Mr. Dix contrasted the recent decision to impose fees on wheelchair users in a string of publicly owned residential care homes with one of Ms. Clark's first official acts of her new term of office: creating a more generous pay range for senior political aides.
"When the Premier campaigned in the election and said they were going to control public spending, I don't think anyone would have imagined that would mean new fees for seniors in wheelchairs, and massive salary increases for Liberal insiders," Mr. Dix told reporters.
Not all the political aides will automatically be in line for a raise, but the ceiling has been raised. As a result, Ms. Clark's new deputy chief of staff, Michele Cadario, will start at $195,000 per year, roughly $50,000 more than her predecessor. Ms. Cadario played a senior role in the B.C. Liberal election campaign, and replaces Kim Haakstad who was forced to resign over an ethnic outreach scheme that embarrassed the B.C. Liberal government before the election.
Ms.
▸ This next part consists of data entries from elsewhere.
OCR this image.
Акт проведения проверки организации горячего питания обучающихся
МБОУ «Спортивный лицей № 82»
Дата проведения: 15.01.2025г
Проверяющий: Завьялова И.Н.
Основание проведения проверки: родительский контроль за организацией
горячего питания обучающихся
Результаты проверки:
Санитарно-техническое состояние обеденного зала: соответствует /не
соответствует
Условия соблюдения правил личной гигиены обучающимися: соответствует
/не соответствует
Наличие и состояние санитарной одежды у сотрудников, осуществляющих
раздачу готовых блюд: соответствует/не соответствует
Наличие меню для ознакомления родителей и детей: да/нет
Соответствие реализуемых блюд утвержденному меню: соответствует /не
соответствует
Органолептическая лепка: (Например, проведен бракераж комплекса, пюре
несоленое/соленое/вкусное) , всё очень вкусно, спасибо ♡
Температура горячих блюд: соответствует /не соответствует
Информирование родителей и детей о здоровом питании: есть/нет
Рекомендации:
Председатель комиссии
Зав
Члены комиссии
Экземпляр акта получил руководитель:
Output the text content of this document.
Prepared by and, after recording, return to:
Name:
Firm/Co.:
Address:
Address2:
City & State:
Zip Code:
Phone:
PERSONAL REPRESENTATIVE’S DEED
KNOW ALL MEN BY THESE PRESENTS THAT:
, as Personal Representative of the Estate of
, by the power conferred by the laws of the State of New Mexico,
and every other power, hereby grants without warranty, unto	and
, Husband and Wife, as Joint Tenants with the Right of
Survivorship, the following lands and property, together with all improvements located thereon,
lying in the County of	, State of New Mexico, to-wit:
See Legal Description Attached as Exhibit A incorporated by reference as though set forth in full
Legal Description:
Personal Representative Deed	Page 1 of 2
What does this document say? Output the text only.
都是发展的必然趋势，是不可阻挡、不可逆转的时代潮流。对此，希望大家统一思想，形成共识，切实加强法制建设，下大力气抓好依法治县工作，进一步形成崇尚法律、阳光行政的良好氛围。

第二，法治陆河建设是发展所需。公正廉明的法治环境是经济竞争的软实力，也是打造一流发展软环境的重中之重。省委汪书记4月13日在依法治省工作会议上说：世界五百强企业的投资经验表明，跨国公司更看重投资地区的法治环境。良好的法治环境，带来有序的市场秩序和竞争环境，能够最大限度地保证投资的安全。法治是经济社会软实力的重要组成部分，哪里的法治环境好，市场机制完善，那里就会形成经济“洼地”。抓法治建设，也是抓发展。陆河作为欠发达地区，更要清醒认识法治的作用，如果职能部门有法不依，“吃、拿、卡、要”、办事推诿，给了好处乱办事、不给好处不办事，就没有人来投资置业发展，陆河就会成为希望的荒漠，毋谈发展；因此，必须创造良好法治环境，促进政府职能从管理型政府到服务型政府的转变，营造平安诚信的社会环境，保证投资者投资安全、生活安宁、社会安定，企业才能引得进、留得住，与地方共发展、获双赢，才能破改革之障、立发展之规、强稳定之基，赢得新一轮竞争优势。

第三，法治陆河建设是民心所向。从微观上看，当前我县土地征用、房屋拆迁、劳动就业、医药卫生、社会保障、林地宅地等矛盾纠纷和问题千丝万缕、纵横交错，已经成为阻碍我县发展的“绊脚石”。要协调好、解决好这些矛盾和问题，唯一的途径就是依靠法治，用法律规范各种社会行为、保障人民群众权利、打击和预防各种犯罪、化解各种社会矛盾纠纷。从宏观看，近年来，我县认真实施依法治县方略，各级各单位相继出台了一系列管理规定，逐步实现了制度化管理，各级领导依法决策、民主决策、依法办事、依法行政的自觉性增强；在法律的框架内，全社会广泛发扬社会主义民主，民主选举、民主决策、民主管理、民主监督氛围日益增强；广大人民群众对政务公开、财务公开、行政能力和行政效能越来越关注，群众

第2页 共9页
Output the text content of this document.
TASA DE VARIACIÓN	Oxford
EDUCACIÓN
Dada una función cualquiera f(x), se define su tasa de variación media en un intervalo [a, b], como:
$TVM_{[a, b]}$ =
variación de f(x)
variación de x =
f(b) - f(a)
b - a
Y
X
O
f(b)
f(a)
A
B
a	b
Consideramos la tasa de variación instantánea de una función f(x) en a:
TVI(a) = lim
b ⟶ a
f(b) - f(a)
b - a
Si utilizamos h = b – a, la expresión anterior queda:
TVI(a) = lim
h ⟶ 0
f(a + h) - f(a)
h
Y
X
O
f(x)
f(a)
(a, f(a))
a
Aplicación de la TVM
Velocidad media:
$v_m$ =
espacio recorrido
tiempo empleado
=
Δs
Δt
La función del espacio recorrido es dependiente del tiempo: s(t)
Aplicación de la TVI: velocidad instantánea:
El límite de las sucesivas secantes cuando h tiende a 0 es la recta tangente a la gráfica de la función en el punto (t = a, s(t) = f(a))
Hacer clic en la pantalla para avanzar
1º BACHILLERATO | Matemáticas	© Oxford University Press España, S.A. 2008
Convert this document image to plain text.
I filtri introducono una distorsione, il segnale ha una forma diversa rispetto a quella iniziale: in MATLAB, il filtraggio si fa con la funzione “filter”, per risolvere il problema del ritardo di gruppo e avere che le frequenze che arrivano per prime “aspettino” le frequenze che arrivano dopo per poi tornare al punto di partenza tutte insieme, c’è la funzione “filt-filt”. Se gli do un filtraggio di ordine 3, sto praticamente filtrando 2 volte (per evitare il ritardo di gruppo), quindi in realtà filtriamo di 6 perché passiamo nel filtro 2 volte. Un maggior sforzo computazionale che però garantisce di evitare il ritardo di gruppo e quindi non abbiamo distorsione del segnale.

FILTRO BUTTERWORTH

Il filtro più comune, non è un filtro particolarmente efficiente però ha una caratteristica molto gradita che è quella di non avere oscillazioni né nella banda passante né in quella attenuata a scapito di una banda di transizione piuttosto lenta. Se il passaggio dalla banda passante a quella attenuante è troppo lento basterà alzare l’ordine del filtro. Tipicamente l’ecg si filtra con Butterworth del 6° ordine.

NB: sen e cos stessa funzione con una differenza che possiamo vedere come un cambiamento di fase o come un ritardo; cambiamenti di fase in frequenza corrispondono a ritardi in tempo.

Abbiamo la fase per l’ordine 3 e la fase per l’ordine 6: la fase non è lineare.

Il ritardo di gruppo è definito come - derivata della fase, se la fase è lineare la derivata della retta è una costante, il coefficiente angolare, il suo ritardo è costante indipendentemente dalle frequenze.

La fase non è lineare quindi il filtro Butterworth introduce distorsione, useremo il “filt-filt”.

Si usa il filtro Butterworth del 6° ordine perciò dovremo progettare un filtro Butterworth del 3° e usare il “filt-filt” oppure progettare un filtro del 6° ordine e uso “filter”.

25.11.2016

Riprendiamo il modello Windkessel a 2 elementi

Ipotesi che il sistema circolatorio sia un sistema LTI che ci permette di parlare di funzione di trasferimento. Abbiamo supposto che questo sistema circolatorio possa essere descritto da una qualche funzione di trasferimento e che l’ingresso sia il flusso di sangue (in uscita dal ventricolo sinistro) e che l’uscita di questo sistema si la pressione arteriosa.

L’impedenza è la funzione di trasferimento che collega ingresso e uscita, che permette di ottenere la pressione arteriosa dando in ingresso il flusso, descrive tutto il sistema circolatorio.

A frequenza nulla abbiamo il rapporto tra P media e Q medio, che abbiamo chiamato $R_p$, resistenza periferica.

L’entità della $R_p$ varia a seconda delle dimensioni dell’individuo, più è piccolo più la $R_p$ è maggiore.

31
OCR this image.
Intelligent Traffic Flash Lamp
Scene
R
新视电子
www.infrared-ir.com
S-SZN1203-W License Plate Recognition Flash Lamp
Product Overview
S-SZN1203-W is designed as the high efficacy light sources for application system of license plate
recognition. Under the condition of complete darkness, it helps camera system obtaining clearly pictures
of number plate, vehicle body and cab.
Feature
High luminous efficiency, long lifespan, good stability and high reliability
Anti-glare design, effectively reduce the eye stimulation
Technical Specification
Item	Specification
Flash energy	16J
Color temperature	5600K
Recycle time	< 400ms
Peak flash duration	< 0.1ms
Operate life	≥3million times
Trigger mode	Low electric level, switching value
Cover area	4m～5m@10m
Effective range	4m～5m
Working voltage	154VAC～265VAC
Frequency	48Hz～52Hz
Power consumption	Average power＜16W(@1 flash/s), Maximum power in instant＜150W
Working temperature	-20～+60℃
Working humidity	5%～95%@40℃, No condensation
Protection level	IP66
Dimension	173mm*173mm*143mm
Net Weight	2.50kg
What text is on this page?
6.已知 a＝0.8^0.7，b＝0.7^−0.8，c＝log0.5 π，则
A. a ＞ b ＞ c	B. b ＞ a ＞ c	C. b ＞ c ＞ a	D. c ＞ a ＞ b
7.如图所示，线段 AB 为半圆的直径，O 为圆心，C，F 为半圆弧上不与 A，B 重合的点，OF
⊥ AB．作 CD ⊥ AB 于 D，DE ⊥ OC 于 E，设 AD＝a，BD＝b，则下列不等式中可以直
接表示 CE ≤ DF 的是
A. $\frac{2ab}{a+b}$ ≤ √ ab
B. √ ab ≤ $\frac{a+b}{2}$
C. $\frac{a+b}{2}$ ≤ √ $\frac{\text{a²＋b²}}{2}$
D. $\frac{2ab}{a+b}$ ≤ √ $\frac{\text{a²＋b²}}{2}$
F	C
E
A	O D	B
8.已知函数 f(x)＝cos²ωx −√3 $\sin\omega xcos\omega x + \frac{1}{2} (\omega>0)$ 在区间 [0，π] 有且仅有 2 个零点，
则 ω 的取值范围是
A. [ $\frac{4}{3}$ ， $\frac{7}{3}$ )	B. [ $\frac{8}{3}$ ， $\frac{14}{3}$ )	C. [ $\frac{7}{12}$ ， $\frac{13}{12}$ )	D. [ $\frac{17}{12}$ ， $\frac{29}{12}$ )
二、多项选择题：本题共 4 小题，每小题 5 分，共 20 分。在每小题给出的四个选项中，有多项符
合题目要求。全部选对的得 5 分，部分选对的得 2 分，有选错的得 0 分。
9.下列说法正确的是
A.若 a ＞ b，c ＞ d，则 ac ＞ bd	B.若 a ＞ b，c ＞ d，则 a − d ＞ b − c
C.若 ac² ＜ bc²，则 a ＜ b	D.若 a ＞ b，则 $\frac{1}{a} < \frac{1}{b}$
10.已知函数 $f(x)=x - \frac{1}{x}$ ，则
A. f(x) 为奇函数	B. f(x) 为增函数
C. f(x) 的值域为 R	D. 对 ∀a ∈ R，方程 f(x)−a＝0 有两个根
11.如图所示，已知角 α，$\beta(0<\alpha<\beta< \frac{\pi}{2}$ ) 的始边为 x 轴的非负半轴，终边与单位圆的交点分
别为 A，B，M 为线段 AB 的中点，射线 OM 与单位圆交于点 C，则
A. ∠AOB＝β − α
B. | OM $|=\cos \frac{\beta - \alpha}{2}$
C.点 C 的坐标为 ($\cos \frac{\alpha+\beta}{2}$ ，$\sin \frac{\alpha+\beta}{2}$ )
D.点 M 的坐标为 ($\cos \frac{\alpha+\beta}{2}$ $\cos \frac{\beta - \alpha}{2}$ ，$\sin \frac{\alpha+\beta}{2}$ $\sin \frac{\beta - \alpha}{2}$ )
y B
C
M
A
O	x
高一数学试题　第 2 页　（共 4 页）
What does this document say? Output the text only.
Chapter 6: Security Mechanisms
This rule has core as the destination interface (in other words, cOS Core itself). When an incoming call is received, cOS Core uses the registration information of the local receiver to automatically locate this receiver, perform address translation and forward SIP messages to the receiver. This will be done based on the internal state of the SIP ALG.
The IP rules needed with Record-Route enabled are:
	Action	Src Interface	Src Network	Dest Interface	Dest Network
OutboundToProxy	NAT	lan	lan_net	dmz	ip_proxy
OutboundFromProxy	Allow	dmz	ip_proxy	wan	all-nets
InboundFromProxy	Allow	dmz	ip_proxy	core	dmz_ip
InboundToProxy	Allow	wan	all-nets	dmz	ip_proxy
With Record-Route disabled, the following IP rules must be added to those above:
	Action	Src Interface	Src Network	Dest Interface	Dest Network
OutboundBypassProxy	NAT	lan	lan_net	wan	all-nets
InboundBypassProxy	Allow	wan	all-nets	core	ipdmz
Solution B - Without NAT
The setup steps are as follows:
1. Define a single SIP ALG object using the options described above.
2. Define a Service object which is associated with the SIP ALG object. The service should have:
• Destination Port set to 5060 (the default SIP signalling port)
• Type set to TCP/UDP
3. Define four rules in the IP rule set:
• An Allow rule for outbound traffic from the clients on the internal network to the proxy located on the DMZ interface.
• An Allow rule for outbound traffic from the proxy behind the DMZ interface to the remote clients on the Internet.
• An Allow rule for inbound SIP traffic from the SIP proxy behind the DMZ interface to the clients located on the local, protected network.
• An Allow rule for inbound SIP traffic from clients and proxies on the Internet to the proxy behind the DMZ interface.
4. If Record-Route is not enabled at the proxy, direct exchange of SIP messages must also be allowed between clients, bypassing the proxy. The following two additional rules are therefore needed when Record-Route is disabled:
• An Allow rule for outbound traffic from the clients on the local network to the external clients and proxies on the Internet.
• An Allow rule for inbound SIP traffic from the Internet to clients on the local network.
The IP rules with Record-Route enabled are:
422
Clark brushed past reporters on Tuesday following a ceremony where her new 49-member caucus took their oaths of office.
It was left to Finance Minister Mike de Jong to defend the new compensation package for chiefs of staff. "From a fiscal point of view, the concern has been addressed in that the overall budget for staff is the same," said Mr. de Jong, who is expected to introduce a new budget in the next few weeks. "I think people understand a new government with a new mandate … may make changes of this sort. But they also want to know we are sharpening our pencils and that the budget is going to be balanced."
Ben Stewart took his oath of office as the MLA for Westside-Kelowna in the House, knowing that he'll be handing in his resignation soon to pave the way for Ms. Clark. "It was bittersweet," he said in an interview outside the chambers. "I look around the room, I look at my colleagues who worked really hard, put a lot of effort into winning their respective seats. You have to feel honoured to be one of the 915 MLAs who have ever sat in the [House]."
He admitted he wasn't happy when Ms. Clark decided to take him up on his offer to resign. "There were a number of us who had offered up … but when the call came I knew what it was about. It didn't make her feel good to have to ask me," he told reporters later on Tuesday. "It was disappointing at the start, but I am excited about the next 28 days."
The NDP have named Carole Gordon as their Westside-Kelowna candidate. Ms. Gordon, a public-school teacher, has lived in Kelowna for 40 years, while Ms. Clark will be parachuting in from Vancouver. But Mr. Stewart won the riding on May 14 nearly 6,200 votes ahead of Ms. Gordon. "The Premier was looking for a safe seat, and Westside-Kelowna was one of the best in the province – she'll do well there," Mr. Stewart said.